I've had nothing but problems with Promise and Highpoint controllers,
but that was a few years ago by now. Maybe they improved. I suspect
not.

For partitions > 2Tb you need to use Guid not MBR volumes. That means
you can't boot off the large partition unless you are running an Intel
Itanium based system with it's special version of Windows. 3Ware 9650
has a feature to create a smaller boot partition from a large array
that looks like it's own drive to Windows. That saves you from
dedicating drives just to boot from.
Also - beware of running very large Dynamic volumes under Vista. It
does not like them. You need to use Windows 2003 or 2008 for that. I
was trying to configure a 10Tb volume and it became corrupted when
rebooting under Vista. I switched to Server 2008 and the problems went
away. My largest array is 16 - 1.5Tb SATA drives that gives just under
19TB usable using Raid-6. I use that for organizing backups before I
archive them. I get 3-5 Gig per minute throughput if I turn on write
caching. I'm lucky to get 1Gpm with caching off.

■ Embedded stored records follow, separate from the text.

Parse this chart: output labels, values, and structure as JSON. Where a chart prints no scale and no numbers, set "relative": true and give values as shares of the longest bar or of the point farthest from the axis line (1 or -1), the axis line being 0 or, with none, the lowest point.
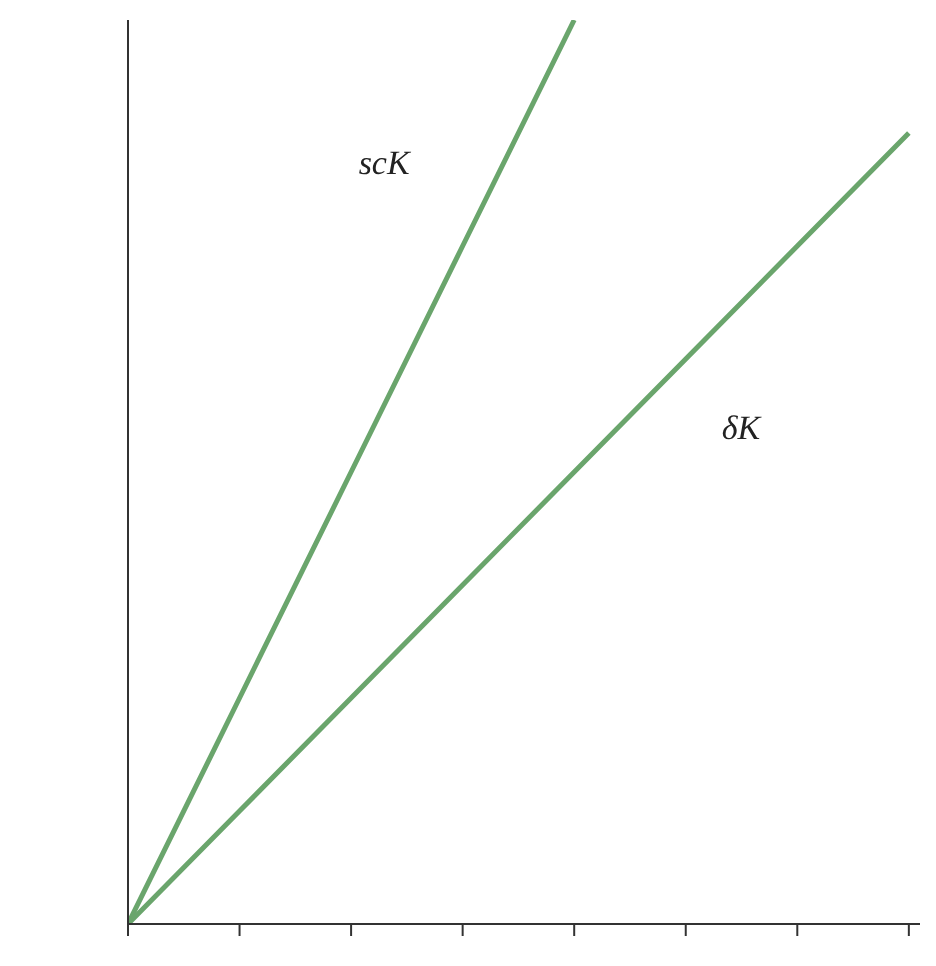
{
  "chart_data": {
    "type": "line",
    "relative": true,
    "marker": "none",
    "categories": [
      null,
      null,
      null,
      null,
      null,
      null,
      null,
      null
    ],
    "series": [
      {
        "name": "scK",
        "color": "#6aa56c",
        "values": [
          0,
          0.25,
          0.5,
          0.75,
          1,
          null,
          null,
          null
        ]
      },
      {
        "name": "δK",
        "color": "#6aa56c",
        "values": [
          0,
          0.125,
          0.25,
          0.375,
          0.5,
          0.625,
          0.75,
          0.875
        ]
      }
    ]
  }
}
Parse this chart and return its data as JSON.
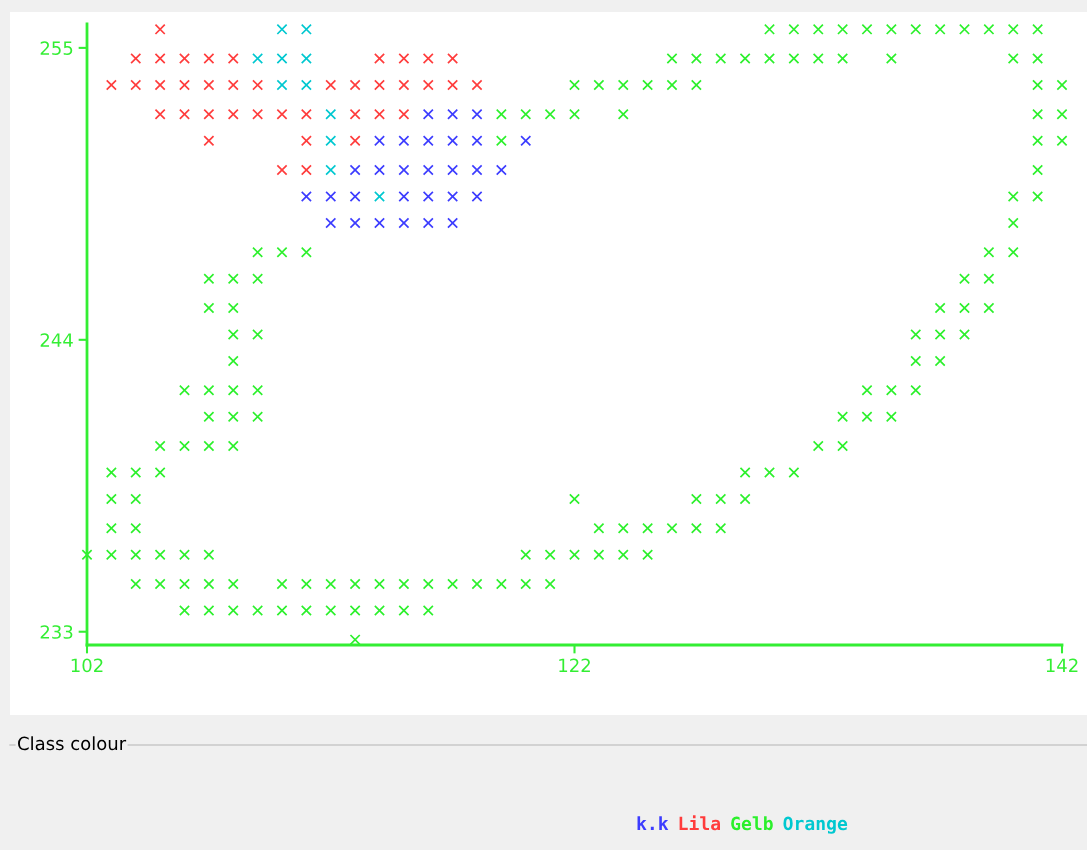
{
  "chart_data": {
    "type": "scatter",
    "xlim": [
      102,
      142
    ],
    "ylim": [
      232.5,
      255.9
    ],
    "xticks": [
      102,
      122,
      142
    ],
    "yticks": [
      233,
      244,
      255
    ],
    "marker": "cross",
    "legend": "bottom",
    "legend_title": "Class colour",
    "series": [
      {
        "name": "k.k",
        "color": "#3c3cff",
        "x": [
          116,
          117,
          118,
          114,
          115,
          116,
          117,
          118,
          120,
          113,
          114,
          115,
          116,
          117,
          118,
          119,
          111,
          112,
          113,
          115,
          116,
          117,
          118,
          112,
          113,
          114,
          115,
          116,
          117
        ],
        "values": [
          252.5,
          252.5,
          252.5,
          251.5,
          251.5,
          251.5,
          251.5,
          251.5,
          251.5,
          250.4,
          250.4,
          250.4,
          250.4,
          250.4,
          250.4,
          250.4,
          249.4,
          249.4,
          249.4,
          249.4,
          249.4,
          249.4,
          249.4,
          248.4,
          248.4,
          248.4,
          248.4,
          248.4,
          248.4
        ]
      },
      {
        "name": "Lila",
        "color": "#ff3c3c",
        "x": [
          105,
          104,
          105,
          106,
          107,
          108,
          114,
          115,
          116,
          117,
          103,
          104,
          105,
          106,
          107,
          108,
          109,
          112,
          113,
          114,
          115,
          116,
          117,
          118,
          105,
          106,
          107,
          108,
          109,
          110,
          111,
          113,
          114,
          115,
          107,
          111,
          113,
          110,
          111
        ],
        "values": [
          255.7,
          254.6,
          254.6,
          254.6,
          254.6,
          254.6,
          254.6,
          254.6,
          254.6,
          254.6,
          253.6,
          253.6,
          253.6,
          253.6,
          253.6,
          253.6,
          253.6,
          253.6,
          253.6,
          253.6,
          253.6,
          253.6,
          253.6,
          253.6,
          252.5,
          252.5,
          252.5,
          252.5,
          252.5,
          252.5,
          252.5,
          252.5,
          252.5,
          252.5,
          251.5,
          251.5,
          251.5,
          250.4,
          250.4
        ]
      },
      {
        "name": "Gelb",
        "color": "#2cf02c",
        "x": [
          130,
          131,
          132,
          133,
          134,
          135,
          136,
          137,
          138,
          139,
          140,
          141,
          126,
          127,
          128,
          129,
          130,
          131,
          132,
          133,
          135,
          140,
          141,
          122,
          123,
          124,
          125,
          126,
          127,
          141,
          142,
          119,
          120,
          121,
          122,
          124,
          141,
          142,
          119,
          141,
          142,
          141,
          140,
          141,
          140,
          109,
          110,
          111,
          139,
          140,
          107,
          108,
          109,
          138,
          139,
          107,
          108,
          137,
          138,
          139,
          108,
          109,
          136,
          137,
          138,
          108,
          136,
          137,
          106,
          107,
          108,
          109,
          134,
          135,
          136,
          107,
          108,
          109,
          133,
          134,
          135,
          105,
          106,
          107,
          108,
          132,
          133,
          103,
          104,
          105,
          129,
          130,
          131,
          103,
          104,
          122,
          127,
          128,
          129,
          103,
          104,
          123,
          124,
          125,
          126,
          127,
          128,
          102,
          103,
          104,
          105,
          106,
          107,
          120,
          121,
          122,
          123,
          124,
          125,
          104,
          105,
          106,
          107,
          108,
          110,
          111,
          112,
          113,
          114,
          115,
          116,
          117,
          118,
          119,
          120,
          121,
          106,
          107,
          108,
          109,
          110,
          111,
          112,
          113,
          114,
          115,
          116,
          113
        ],
        "values": [
          255.7,
          255.7,
          255.7,
          255.7,
          255.7,
          255.7,
          255.7,
          255.7,
          255.7,
          255.7,
          255.7,
          255.7,
          254.6,
          254.6,
          254.6,
          254.6,
          254.6,
          254.6,
          254.6,
          254.6,
          254.6,
          254.6,
          254.6,
          253.6,
          253.6,
          253.6,
          253.6,
          253.6,
          253.6,
          253.6,
          253.6,
          252.5,
          252.5,
          252.5,
          252.5,
          252.5,
          252.5,
          252.5,
          251.5,
          251.5,
          251.5,
          250.4,
          249.4,
          249.4,
          248.4,
          247.3,
          247.3,
          247.3,
          247.3,
          247.3,
          246.3,
          246.3,
          246.3,
          246.3,
          246.3,
          245.2,
          245.2,
          245.2,
          245.2,
          245.2,
          244.2,
          244.2,
          244.2,
          244.2,
          244.2,
          243.2,
          243.2,
          243.2,
          242.1,
          242.1,
          242.1,
          242.1,
          242.1,
          242.1,
          242.1,
          241.1,
          241.1,
          241.1,
          241.1,
          241.1,
          241.1,
          240.0,
          240.0,
          240.0,
          240.0,
          240.0,
          240.0,
          239.0,
          239.0,
          239.0,
          239.0,
          239.0,
          239.0,
          238.0,
          238.0,
          238.0,
          238.0,
          238.0,
          238.0,
          236.9,
          236.9,
          236.9,
          236.9,
          236.9,
          236.9,
          236.9,
          236.9,
          235.9,
          235.9,
          235.9,
          235.9,
          235.9,
          235.9,
          235.9,
          235.9,
          235.9,
          235.9,
          235.9,
          235.9,
          234.8,
          234.8,
          234.8,
          234.8,
          234.8,
          234.8,
          234.8,
          234.8,
          234.8,
          234.8,
          234.8,
          234.8,
          234.8,
          234.8,
          234.8,
          234.8,
          234.8,
          233.8,
          233.8,
          233.8,
          233.8,
          233.8,
          233.8,
          233.8,
          233.8,
          233.8,
          233.8,
          233.8,
          232.7
        ]
      },
      {
        "name": "Orange",
        "color": "#00c8d0",
        "x": [
          110,
          111,
          109,
          110,
          111,
          110,
          111,
          112,
          112,
          112,
          114
        ],
        "values": [
          255.7,
          255.7,
          254.6,
          254.6,
          254.6,
          253.6,
          253.6,
          252.5,
          251.5,
          250.4,
          249.4
        ]
      }
    ]
  }
}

I got the Adaptec 3805 (8-port) for  $300 on eBay with the battery
backup module. I've seen the 3Ware 9650SE 16 port go for < $500.

You definitely need the BBU. I've already lost one array when a
machine blue-screened under heavy IO and did not have one installed.

All the controllers support adding additional drives and migrating the
array to include them so you can increase capacity. 3Ware also
supports incrementally swapping drives out for larger capacity ones,
but you need a custom script from Support to expand the array to
include the extra space. I've not tried that yet. Keep in mind that
the cluster size you start with has to accommodate the largest
partition size you will use. That is to say that you can't format with
a 512 byte cluster and later expand to a partition > 2Tb. So I started
out my 19Tb partition with an 8192 byte cluster even though I did not
have all 16 drives in the initial configuration.

On a final note, getting data in and out of a large array can take a
while. I started using USB 2.0 external SATA Docking stations, but
they maxed out at ~ 20 Mb/sec. I switched to ESATA and that number
rose to 50 - 80 Mb/sec depending on the drive.